Mengapa diperlukan modernisasi infrastruktur di Sultra? Kendari itu ikon Sultra. Potret majunya Sultra ada di Kota Kendari dan penyangga 16 kabupaten kota lainnya. Untuk membuka akses ke kabupaten kota lainnya maka modernisasi infrastruktur Kota Kendari sangat diperlukan. Tujuan yang diharapkan adalah terciptanya SDM yang Sehat, Cerdas, Berdaya Saing Tinggi.
Ketiga tujuan ini telah diterjemahkan dalam tiga program nyata Ali Mazi dan Lukman Abunawas (AMAN), yakni :
1. meningkatkan standar kesehatan masyarakat dengan membangun RS Jantung dan Pembuluh Darah (RSJPD) terbesar dan tercanggih.
2. Mencerdaskan masyarakat dengan modernisasi Perpustakaan Daerah.
3. Membuka akses pembangunan ekonomi kreatif dengan membangun jalan Toronipa.

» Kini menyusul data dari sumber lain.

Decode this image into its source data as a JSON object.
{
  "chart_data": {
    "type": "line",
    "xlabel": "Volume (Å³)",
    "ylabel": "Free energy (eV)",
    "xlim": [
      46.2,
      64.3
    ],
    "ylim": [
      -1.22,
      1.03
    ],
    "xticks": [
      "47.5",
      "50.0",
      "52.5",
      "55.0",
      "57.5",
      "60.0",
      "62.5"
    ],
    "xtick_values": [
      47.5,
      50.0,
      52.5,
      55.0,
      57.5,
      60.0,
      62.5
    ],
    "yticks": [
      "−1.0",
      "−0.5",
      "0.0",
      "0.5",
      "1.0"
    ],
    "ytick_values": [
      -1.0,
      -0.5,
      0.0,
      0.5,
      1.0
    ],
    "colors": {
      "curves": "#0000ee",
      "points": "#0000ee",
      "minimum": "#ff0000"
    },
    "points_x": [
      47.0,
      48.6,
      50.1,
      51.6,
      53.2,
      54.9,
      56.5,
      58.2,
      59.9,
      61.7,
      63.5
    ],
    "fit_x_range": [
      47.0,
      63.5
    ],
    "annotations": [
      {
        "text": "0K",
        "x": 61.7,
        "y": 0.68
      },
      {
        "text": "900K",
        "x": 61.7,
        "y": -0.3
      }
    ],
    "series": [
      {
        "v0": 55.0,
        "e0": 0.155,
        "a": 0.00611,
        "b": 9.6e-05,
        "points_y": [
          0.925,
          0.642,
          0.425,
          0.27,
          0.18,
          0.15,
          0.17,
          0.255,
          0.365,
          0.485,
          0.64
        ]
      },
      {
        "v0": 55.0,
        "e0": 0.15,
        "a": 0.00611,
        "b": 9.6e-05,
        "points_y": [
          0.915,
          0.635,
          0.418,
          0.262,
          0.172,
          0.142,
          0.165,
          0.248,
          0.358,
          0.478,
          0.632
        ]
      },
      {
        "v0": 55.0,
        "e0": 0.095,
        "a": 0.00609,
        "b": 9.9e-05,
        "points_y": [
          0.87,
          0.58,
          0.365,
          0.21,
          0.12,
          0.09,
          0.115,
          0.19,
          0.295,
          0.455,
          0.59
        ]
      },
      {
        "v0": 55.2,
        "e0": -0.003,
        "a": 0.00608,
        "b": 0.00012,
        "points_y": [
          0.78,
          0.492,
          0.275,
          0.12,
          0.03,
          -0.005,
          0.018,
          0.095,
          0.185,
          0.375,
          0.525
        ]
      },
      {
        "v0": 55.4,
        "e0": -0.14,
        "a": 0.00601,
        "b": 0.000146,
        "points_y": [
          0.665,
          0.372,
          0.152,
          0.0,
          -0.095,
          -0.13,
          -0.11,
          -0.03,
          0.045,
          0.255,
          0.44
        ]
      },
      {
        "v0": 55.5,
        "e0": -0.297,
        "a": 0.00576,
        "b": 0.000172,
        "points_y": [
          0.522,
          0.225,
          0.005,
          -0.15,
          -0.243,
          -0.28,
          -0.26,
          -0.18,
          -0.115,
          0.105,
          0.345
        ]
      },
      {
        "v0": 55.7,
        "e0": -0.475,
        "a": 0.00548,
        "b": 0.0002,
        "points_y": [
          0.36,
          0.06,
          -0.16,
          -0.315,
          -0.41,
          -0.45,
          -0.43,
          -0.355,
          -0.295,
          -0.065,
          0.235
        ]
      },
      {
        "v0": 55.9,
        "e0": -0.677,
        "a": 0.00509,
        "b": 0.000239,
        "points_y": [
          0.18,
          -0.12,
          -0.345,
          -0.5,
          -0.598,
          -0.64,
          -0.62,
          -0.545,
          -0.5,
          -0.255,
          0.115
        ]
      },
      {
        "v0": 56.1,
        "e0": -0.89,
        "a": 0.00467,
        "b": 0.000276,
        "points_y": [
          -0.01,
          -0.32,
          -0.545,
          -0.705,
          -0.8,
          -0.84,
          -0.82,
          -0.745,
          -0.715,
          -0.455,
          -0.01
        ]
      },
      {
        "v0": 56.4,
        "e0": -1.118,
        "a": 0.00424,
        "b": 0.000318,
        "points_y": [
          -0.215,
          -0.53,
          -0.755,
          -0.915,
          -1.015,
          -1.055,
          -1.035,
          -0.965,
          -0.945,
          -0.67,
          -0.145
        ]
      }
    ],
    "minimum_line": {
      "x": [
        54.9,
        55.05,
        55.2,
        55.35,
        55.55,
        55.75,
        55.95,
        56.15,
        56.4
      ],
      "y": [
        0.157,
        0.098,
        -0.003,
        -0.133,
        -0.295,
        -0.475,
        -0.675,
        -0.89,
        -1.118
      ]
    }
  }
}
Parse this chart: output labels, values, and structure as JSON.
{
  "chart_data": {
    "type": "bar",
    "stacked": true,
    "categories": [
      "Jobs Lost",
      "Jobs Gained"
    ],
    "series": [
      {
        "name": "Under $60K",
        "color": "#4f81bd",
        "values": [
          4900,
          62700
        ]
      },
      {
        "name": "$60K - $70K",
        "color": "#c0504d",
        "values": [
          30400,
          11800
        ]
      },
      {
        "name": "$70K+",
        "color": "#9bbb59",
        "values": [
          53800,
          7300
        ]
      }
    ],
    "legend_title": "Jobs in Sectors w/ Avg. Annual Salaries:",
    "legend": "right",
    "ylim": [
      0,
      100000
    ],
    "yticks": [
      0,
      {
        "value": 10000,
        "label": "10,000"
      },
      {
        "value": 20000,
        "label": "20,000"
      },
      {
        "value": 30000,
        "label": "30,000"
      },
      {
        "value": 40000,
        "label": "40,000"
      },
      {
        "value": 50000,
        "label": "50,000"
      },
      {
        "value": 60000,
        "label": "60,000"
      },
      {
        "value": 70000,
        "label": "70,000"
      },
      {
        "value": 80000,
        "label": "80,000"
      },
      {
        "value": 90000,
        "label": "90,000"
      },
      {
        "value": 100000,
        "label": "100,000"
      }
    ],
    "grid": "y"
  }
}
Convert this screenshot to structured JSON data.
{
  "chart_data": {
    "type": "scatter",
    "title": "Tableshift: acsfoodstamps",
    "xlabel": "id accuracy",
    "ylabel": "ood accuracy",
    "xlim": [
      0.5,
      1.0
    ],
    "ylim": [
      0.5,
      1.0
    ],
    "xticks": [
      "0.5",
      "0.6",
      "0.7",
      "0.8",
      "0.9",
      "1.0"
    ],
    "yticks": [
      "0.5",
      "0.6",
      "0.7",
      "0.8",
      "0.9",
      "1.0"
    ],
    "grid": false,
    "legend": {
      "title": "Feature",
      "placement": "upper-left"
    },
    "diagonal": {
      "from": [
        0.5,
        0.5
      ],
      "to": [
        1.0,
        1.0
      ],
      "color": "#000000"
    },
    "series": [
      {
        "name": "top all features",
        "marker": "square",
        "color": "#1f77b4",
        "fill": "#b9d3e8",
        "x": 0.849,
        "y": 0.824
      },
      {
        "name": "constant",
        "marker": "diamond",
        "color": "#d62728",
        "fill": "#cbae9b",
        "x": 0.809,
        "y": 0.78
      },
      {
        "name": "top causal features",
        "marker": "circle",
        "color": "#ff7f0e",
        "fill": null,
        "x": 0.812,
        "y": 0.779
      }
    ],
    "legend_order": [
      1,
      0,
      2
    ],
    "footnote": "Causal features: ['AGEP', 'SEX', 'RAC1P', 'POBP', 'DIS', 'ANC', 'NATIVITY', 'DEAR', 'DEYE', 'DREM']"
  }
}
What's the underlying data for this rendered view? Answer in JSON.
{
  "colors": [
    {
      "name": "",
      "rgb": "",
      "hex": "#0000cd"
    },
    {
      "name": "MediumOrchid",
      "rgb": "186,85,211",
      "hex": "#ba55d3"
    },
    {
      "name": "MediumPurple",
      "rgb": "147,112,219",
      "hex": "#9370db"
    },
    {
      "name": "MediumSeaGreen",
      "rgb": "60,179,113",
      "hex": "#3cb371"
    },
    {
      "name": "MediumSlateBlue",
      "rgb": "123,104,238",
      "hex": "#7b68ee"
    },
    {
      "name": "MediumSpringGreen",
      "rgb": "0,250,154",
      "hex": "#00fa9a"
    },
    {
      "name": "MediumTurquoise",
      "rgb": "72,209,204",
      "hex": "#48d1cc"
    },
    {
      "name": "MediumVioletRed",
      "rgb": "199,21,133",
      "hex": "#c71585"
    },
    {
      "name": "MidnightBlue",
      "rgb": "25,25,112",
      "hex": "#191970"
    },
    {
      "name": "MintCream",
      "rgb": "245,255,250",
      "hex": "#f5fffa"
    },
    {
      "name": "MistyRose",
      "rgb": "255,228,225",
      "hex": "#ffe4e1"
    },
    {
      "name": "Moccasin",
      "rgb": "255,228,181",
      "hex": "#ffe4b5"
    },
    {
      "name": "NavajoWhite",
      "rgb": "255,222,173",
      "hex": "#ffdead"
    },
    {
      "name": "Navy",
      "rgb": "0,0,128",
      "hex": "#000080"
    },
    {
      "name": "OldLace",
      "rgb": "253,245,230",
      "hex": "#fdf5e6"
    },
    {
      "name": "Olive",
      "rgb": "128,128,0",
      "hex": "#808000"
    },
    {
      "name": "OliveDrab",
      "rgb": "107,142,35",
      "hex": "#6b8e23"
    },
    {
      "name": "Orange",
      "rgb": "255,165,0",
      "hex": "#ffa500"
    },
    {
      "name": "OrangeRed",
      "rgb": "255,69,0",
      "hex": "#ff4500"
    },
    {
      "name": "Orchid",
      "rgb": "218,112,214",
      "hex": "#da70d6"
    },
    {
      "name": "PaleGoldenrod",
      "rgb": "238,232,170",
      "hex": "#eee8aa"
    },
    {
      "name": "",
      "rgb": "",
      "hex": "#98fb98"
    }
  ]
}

Rumah Sakit Jantung dan Pembuluh Darah
Penyakit jantung menjadi pembunuh nomor satu di dunia. Kalimat ini menjadi poin penting bagi kepala daerah dalam memilih dan memilah program yang tepat, hemat biaya dan memudahkan akses bagi masyarakat. Membangun RSJPD bukan hal mudah karena dibutuhkan komitmen dan keberanian pimpinan daerah.
Selain tim tenaga ahli yang representatif, alat medis yang canggih dan tak kalah penting adalah infrastruktur bangunan yang membuat pasien merasa nyaman dan pengunjung atau keluarga pasien mendapatkan ruang selalu siaga memberikan dukungan agar pasien segera sembuh.
Menilik RSJPD di Indonesia, terdapat Primaya hospital (yang tersebar di sejumlah kota di Pulau Jawa dan Makassar), RS Jantung Jakarta, RS Jantung Binawaluya, RS Jantung Medistra, RS Jantung Primier Surabaya dan RS Jantung Harapan Kita. Dari keseluruhan RSJPD tersebut, semua berada di pulau Jawa. Bahkan sekelas Sulawesi Selatan hanya memiliki Poli Jantung di RS Wahidin.
Lalu, apa yang salah dan tidak prioritas dengan pembangunan RSJPD standar terbaik di Indonesia yang dibangun di Kota Kendari? Apalagi menjadi program Sultra Emas, yakni sultra sehat. Berdasarkan data prevalensi penyakit jantung masyarakat Sultra data Riskesdas tahun 2018 sebagai berikut:
1. Kelompok umur < 1 s.d. 75+ terdapat 95% CI berpenyakit jantung dengan nilai tertimbang 574 s.d. 283. Kondisi yang perlu penanganan dan layak untuk dibangun sebuah RSJPD di Kota Kendari.
2. Dari tiga juta penduduk sultra yang terdeteksi berpenyakit jantung (yang sempat memeriksakan diri ke dokter) sebesar 40.200 (1.34%) laki-laki dan 43.500 (perempuan) yang didiagnosa penyakit jantung.